By 1987, Bengawan Solo had five stores and a central kitchen in Harvey Road. It became so successful that investors knocked on her door with huge bids to buy over the company, which has never experienced negative growth and remains in the family to this day.
The tempting offers continue to pour in for her company but she remains unmoved because she cannot bear to part with her ‘baby’.
Besides, her son is interested in carrying on the legacy.
She says: ‘When my son, then about 12, overheard that a company wanted to buy us, he said, ‘Mummy, you cannot sell it. I want to run the company.’ ‘
Her younger sister and daughter- in-law also work in Bengawan Solo as the head of the kueh-making department and store operations manager respectively.
Her daughter, Rissa, 35, who graduated with a bachelor’s degree in business from the University of Wisconsin- Stevens Point, prefers to pursue her interest in real estate for now. The mother of two is a property agent.
Although Bengawan Solo is a family- run business, not all recipes are known only to family members. The heads of certain cake departments know the recipes for products under their charge and they are told to keep them to themselves.
Sure, her recipes may leak out, Mrs Liew admits, but she prefers to trust her employees and few have betrayed her good faith, she says.
She says: ‘Many years ago there was a worker who learnt my recipes and started his own shop. But it did not take off and the shop closed down after a short while.’

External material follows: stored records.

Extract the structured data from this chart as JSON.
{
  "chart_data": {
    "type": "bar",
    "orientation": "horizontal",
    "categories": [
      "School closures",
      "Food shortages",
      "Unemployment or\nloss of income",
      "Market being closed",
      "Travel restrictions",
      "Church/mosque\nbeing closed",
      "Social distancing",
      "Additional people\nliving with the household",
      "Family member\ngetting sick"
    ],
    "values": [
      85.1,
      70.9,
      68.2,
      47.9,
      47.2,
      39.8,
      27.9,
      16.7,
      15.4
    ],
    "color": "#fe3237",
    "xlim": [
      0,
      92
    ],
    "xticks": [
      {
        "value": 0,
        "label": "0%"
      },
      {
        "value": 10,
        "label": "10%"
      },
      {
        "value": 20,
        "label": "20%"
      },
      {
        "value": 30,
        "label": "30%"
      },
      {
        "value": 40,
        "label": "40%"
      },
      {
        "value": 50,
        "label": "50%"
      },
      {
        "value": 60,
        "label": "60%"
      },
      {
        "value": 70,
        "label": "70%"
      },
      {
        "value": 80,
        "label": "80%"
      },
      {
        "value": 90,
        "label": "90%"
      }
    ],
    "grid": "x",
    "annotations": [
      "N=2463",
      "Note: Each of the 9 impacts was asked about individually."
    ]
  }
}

Her soft-hearted nature is what endears her to her employees.
Workers with difficulty paying off their home loans for example, have received five-figure interest-free loans from her that are repaid by monthly deductions from their salaries.
Staff who encounter emergencies such as severe illness in the family have also received help from her in the form of doctor recommendations and cash.

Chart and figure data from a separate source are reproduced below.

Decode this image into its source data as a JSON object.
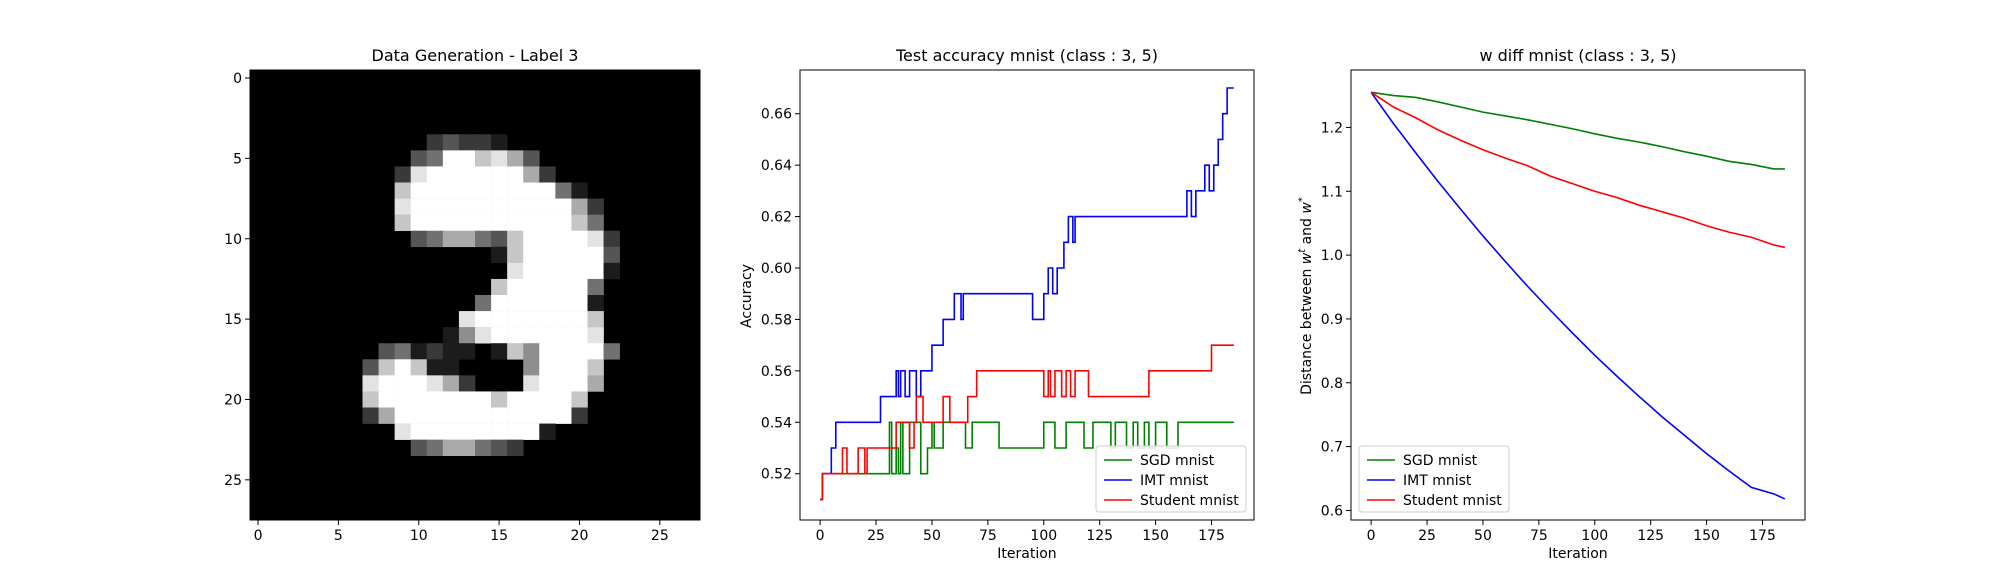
{
  "image_panel": {
    "title": "Data Generation - Label 3",
    "xticks": [
      "0",
      "5",
      "10",
      "15",
      "20",
      "25"
    ],
    "yticks": [
      "0",
      "5",
      "10",
      "15",
      "20",
      "25"
    ],
    "grid_size": 28,
    "colormap": "gray",
    "pixels": [
      "0000000000000000000000000000",
      "0000000000000000000000000000",
      "0000000000000000000000000000",
      "0000000000000000000000000000",
      "0000000000023221000000000000",
      "0000000000349978630000000000",
      "0000000002899999962000000000",
      "0000000007999999999410000000",
      "0000000008999999999962000000",
      "0000000007999999999974000000",
      "0000000000346643799998200000",
      "0000000000000001799999300000",
      "0000000000000000899999100000",
      "0000000000000007999994000000",
      "0000000000000049999991000000",
      "0000000000000899999997000000",
      "0000000000001589999998000000",
      "0000000034121101759999400000",
      "0000000379711000059997000000",
      "0000000899986200089996000000",
      "0000000799999997999970000000",
      "0000000269999999999920000000",
      "0000000008999999991000000000",
      "0000000000346643200000000000",
      "0000000000000000000000000000",
      "0000000000000000000000000000",
      "0000000000000000000000000000",
      "0000000000000000000000000000"
    ]
  },
  "chart_data": [
    {
      "type": "line",
      "title": "Test accuracy mnist (class : 3, 5)",
      "xlabel": "Iteration",
      "ylabel": "Accuracy",
      "xlim": [
        -9,
        194
      ],
      "ylim": [
        0.502,
        0.677
      ],
      "xticks": [
        0,
        25,
        50,
        75,
        100,
        125,
        150,
        175
      ],
      "yticks": [
        0.52,
        0.54,
        0.56,
        0.58,
        0.6,
        0.62,
        0.64,
        0.66
      ],
      "ytick_labels": [
        "0.52",
        "0.54",
        "0.56",
        "0.58",
        "0.60",
        "0.62",
        "0.64",
        "0.66"
      ],
      "legend_position": "lower-right",
      "step": true,
      "series": [
        {
          "name": "SGD mnist",
          "color": "#008000",
          "points": [
            [
              0,
              0.51
            ],
            [
              1,
              0.52
            ],
            [
              30,
              0.52
            ],
            [
              31,
              0.54
            ],
            [
              32,
              0.52
            ],
            [
              34,
              0.53
            ],
            [
              35,
              0.52
            ],
            [
              36,
              0.54
            ],
            [
              37,
              0.52
            ],
            [
              40,
              0.54
            ],
            [
              45,
              0.52
            ],
            [
              48,
              0.53
            ],
            [
              50,
              0.54
            ],
            [
              51,
              0.53
            ],
            [
              55,
              0.54
            ],
            [
              65,
              0.53
            ],
            [
              68,
              0.54
            ],
            [
              80,
              0.53
            ],
            [
              100,
              0.54
            ],
            [
              105,
              0.53
            ],
            [
              110,
              0.54
            ],
            [
              118,
              0.53
            ],
            [
              122,
              0.54
            ],
            [
              130,
              0.53
            ],
            [
              132,
              0.54
            ],
            [
              137,
              0.53
            ],
            [
              140,
              0.54
            ],
            [
              142,
              0.53
            ],
            [
              145,
              0.54
            ],
            [
              147,
              0.53
            ],
            [
              150,
              0.54
            ],
            [
              155,
              0.53
            ],
            [
              160,
              0.54
            ],
            [
              185,
              0.54
            ]
          ]
        },
        {
          "name": "IMT mnist",
          "color": "#0000ff",
          "points": [
            [
              0,
              0.51
            ],
            [
              1,
              0.52
            ],
            [
              5,
              0.53
            ],
            [
              7,
              0.54
            ],
            [
              27,
              0.55
            ],
            [
              34,
              0.56
            ],
            [
              35,
              0.55
            ],
            [
              36,
              0.56
            ],
            [
              38,
              0.55
            ],
            [
              40,
              0.56
            ],
            [
              43,
              0.55
            ],
            [
              45,
              0.56
            ],
            [
              50,
              0.57
            ],
            [
              55,
              0.58
            ],
            [
              60,
              0.59
            ],
            [
              63,
              0.58
            ],
            [
              64,
              0.59
            ],
            [
              95,
              0.58
            ],
            [
              100,
              0.59
            ],
            [
              102,
              0.6
            ],
            [
              104,
              0.59
            ],
            [
              106,
              0.6
            ],
            [
              109,
              0.61
            ],
            [
              111,
              0.62
            ],
            [
              113,
              0.61
            ],
            [
              114,
              0.62
            ],
            [
              164,
              0.63
            ],
            [
              166,
              0.62
            ],
            [
              168,
              0.63
            ],
            [
              172,
              0.64
            ],
            [
              174,
              0.63
            ],
            [
              176,
              0.64
            ],
            [
              178,
              0.65
            ],
            [
              180,
              0.66
            ],
            [
              182,
              0.67
            ],
            [
              185,
              0.67
            ]
          ]
        },
        {
          "name": "Student mnist",
          "color": "#ff0000",
          "points": [
            [
              0,
              0.51
            ],
            [
              1,
              0.52
            ],
            [
              10,
              0.53
            ],
            [
              12,
              0.52
            ],
            [
              17,
              0.53
            ],
            [
              20,
              0.52
            ],
            [
              21,
              0.53
            ],
            [
              34,
              0.54
            ],
            [
              40,
              0.53
            ],
            [
              42,
              0.54
            ],
            [
              43,
              0.55
            ],
            [
              46,
              0.54
            ],
            [
              55,
              0.55
            ],
            [
              58,
              0.54
            ],
            [
              66,
              0.55
            ],
            [
              70,
              0.56
            ],
            [
              100,
              0.55
            ],
            [
              102,
              0.56
            ],
            [
              103,
              0.55
            ],
            [
              105,
              0.56
            ],
            [
              108,
              0.55
            ],
            [
              110,
              0.56
            ],
            [
              112,
              0.55
            ],
            [
              114,
              0.56
            ],
            [
              120,
              0.55
            ],
            [
              147,
              0.56
            ],
            [
              175,
              0.57
            ],
            [
              185,
              0.57
            ]
          ]
        }
      ]
    },
    {
      "type": "line",
      "title": "w diff mnist (class : 3, 5)",
      "xlabel": "Iteration",
      "ylabel": "Distance between w^t and w^*",
      "xlim": [
        -9,
        194
      ],
      "ylim": [
        0.585,
        1.29
      ],
      "xticks": [
        0,
        25,
        50,
        75,
        100,
        125,
        150,
        175
      ],
      "yticks": [
        0.6,
        0.7,
        0.8,
        0.9,
        1.0,
        1.1,
        1.2
      ],
      "ytick_labels": [
        "0.6",
        "0.7",
        "0.8",
        "0.9",
        "1.0",
        "1.1",
        "1.2"
      ],
      "legend_position": "lower-left",
      "step": false,
      "series": [
        {
          "name": "SGD mnist",
          "color": "#008000",
          "points": [
            [
              0,
              1.255
            ],
            [
              10,
              1.25
            ],
            [
              20,
              1.247
            ],
            [
              30,
              1.24
            ],
            [
              40,
              1.232
            ],
            [
              50,
              1.224
            ],
            [
              60,
              1.218
            ],
            [
              70,
              1.212
            ],
            [
              80,
              1.205
            ],
            [
              90,
              1.198
            ],
            [
              100,
              1.19
            ],
            [
              110,
              1.183
            ],
            [
              120,
              1.177
            ],
            [
              130,
              1.17
            ],
            [
              140,
              1.162
            ],
            [
              150,
              1.155
            ],
            [
              160,
              1.147
            ],
            [
              170,
              1.142
            ],
            [
              180,
              1.135
            ],
            [
              185,
              1.135
            ]
          ]
        },
        {
          "name": "IMT mnist",
          "color": "#0000ff",
          "points": [
            [
              0,
              1.255
            ],
            [
              10,
              1.206
            ],
            [
              20,
              1.16
            ],
            [
              30,
              1.115
            ],
            [
              40,
              1.072
            ],
            [
              50,
              1.03
            ],
            [
              60,
              0.99
            ],
            [
              70,
              0.951
            ],
            [
              80,
              0.914
            ],
            [
              90,
              0.878
            ],
            [
              100,
              0.843
            ],
            [
              110,
              0.81
            ],
            [
              120,
              0.778
            ],
            [
              130,
              0.747
            ],
            [
              140,
              0.718
            ],
            [
              150,
              0.689
            ],
            [
              160,
              0.662
            ],
            [
              170,
              0.636
            ],
            [
              180,
              0.626
            ],
            [
              185,
              0.618
            ]
          ]
        },
        {
          "name": "Student mnist",
          "color": "#ff0000",
          "points": [
            [
              0,
              1.255
            ],
            [
              10,
              1.232
            ],
            [
              20,
              1.215
            ],
            [
              30,
              1.196
            ],
            [
              40,
              1.18
            ],
            [
              50,
              1.165
            ],
            [
              60,
              1.152
            ],
            [
              70,
              1.14
            ],
            [
              80,
              1.124
            ],
            [
              90,
              1.112
            ],
            [
              100,
              1.1
            ],
            [
              110,
              1.09
            ],
            [
              120,
              1.078
            ],
            [
              130,
              1.068
            ],
            [
              140,
              1.058
            ],
            [
              150,
              1.046
            ],
            [
              160,
              1.036
            ],
            [
              170,
              1.028
            ],
            [
              180,
              1.016
            ],
            [
              185,
              1.012
            ]
          ]
        }
      ]
    }
  ]
}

And when busy festive periods end, she often rewards her workers with a meal and karaoke session where she lets her hair down and sings along with the group.
Mrs Elizabeth Ong, 58, director of a biomedical company who has known Mrs Liew for 10 years through volunteer grassroots activities with the Jurong GRC, says: ‘She is an unassuming person who is able to relate to people from all walks of life.’
Mrs Liew continues to be hands-on with the business, making trips to the outlets to gather customer feedback and going on inspection rounds at the factory seven days a week.
With the opening of its 43rd store at Ion Orchard next week, she certainly has her work cut out for her.
She is, however, trying to slowly hand over the reins to the next generation because she understands that age is catching up with her.
‘I certainly hope Bengawan Solo will continue as a family business through the generations and become an internationally renowned brand.’